Gary waited. The phone rang. I reminded Gary where the front door was. Then when I’d herded him out I picked up the receiver.

"Jesus, Navarre, where in Christ’s name have you been?"

“Carlon," I said.

Behind him I could hear glasses clinking, Motown music, the sounds of a bar.

"All right, Navarre. I agreed to twenty-four hours, not forty-eight. You put me off last night, man, and two hours later Karnau gets whacked. Dead bodies cancel our deal."

My stomach twisted. "Carlon, if you’ve printed something—"

“Shit, man. This is getting unfunny. ‘Help’ does not include doing time as an accessory to murder."

“So you haven’t gone to press with this?"

He laughed without much humor. “What I’ve done is put in some footwork for your sorry ass. So you want to know where Dan Sheff, Jr., is right now, getting himself schnockered on Lone Star, or you want me to go ahead and start the interview without you?"

"Where are you?"

“Some private dick, Navarre. You have a little patience, you do little stakeout time—"

"Where the hell are you?"

"Little Hipp’s."

“I’ll be there in ten minutes."

"Better make it five. I got some serious questions to ask the man and I might just—"

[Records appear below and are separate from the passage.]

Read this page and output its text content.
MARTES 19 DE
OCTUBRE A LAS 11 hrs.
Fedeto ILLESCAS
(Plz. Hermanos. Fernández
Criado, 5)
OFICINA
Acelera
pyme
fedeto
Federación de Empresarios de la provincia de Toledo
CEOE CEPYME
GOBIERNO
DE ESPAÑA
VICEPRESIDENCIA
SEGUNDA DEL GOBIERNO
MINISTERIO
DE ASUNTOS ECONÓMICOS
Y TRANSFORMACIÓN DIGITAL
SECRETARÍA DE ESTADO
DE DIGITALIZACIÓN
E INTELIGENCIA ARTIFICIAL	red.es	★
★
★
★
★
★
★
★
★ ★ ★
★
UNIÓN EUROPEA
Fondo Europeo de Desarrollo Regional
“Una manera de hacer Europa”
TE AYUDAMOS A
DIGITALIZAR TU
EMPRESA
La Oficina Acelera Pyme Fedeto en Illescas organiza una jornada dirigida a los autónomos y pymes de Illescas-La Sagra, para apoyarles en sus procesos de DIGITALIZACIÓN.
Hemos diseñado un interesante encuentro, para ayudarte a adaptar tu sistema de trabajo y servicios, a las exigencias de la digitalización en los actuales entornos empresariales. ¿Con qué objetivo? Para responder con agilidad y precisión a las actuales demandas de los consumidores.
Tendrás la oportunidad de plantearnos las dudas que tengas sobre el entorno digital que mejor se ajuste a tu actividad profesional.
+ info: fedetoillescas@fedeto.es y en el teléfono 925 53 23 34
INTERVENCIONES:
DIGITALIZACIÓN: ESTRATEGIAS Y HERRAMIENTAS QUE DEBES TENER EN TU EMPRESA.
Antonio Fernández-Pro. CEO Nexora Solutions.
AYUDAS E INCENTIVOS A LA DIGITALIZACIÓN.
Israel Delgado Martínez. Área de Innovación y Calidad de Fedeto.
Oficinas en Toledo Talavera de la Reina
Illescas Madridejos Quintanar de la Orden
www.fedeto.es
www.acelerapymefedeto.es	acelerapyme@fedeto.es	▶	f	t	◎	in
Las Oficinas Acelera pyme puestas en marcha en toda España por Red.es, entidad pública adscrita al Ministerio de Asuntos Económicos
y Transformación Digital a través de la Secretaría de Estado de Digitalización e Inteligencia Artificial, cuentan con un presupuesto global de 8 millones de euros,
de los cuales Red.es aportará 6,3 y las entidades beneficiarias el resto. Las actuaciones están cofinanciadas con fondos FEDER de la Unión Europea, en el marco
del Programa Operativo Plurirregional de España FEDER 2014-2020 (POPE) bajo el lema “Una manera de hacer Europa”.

I was out the door before he finished the sentence, hoping that in five minutes I wouldn’t have a good reason to break Carlon’s face.

52

Little Hipp’s wasn’t so much a San Antonio landmark as it was a surrogate landmark. When L. D. Hipp’s original Bubble Room got demolished to make room for hospital parking spaces back in 1980, L.D.’s son opened Little Hipp’s across the street and inherited most of the Hipp’s menu and paraphernalia. Despite the fact that the orange aluminum exterior made the bar and grille look like a drive-thru beer barn, the inside was faithful to the Bubble Room—multicolored bubbling Christmas lights, licenses plates, tinsel and neon, netted beach balls, and 195Os Pearl ads hanging from the ceiling. Major league tacky. You could get Hank Williams or Otis Redding on the jukebox, Shiner or Lone Star “gimmedraws" for pocket change, and shypoke eggs—round nachos with Monterey jack whites and longhorn yokes, the jalapenos hidden underneath. The whole place was maybe sixty feet square.

The after-dinner crowd was sparse, mostly off-duty medical workers and a few assorted white collars. I spotted Carlon McAffrey at a table by the barber’s chair. He was dressed in what he probably thought was camouflage—dark glasses, khaki shirt and slacks, and a tie with only three colors. As I started over, he shook his head, then pointed at the bar.

Dan Sheff occupied one of the three stools. He was hunched over a line of empty Lone Star bottles, ignoring the bartender’s attempts at conversation. Dan’s custom-made business suit was rumpled and one of his hand-stitched shoes was untied. He looked like he’d slept in his car last night.

A tai chi principle: If you don’t want someone to run away from you, run away from them first. Become yin to make them become yang. I’m not sure why it works, but almost always they’ll follow you like air filling a vacuum.

I walked up to Dan and said: "I’ll be over there."

Then I retreated to a corner booth on the other side of the room from Carlon and ordered a Shiner Bock. I didn’t look at the bar. One hundred twenty-two seconds later Dan slid onto the bench across from me.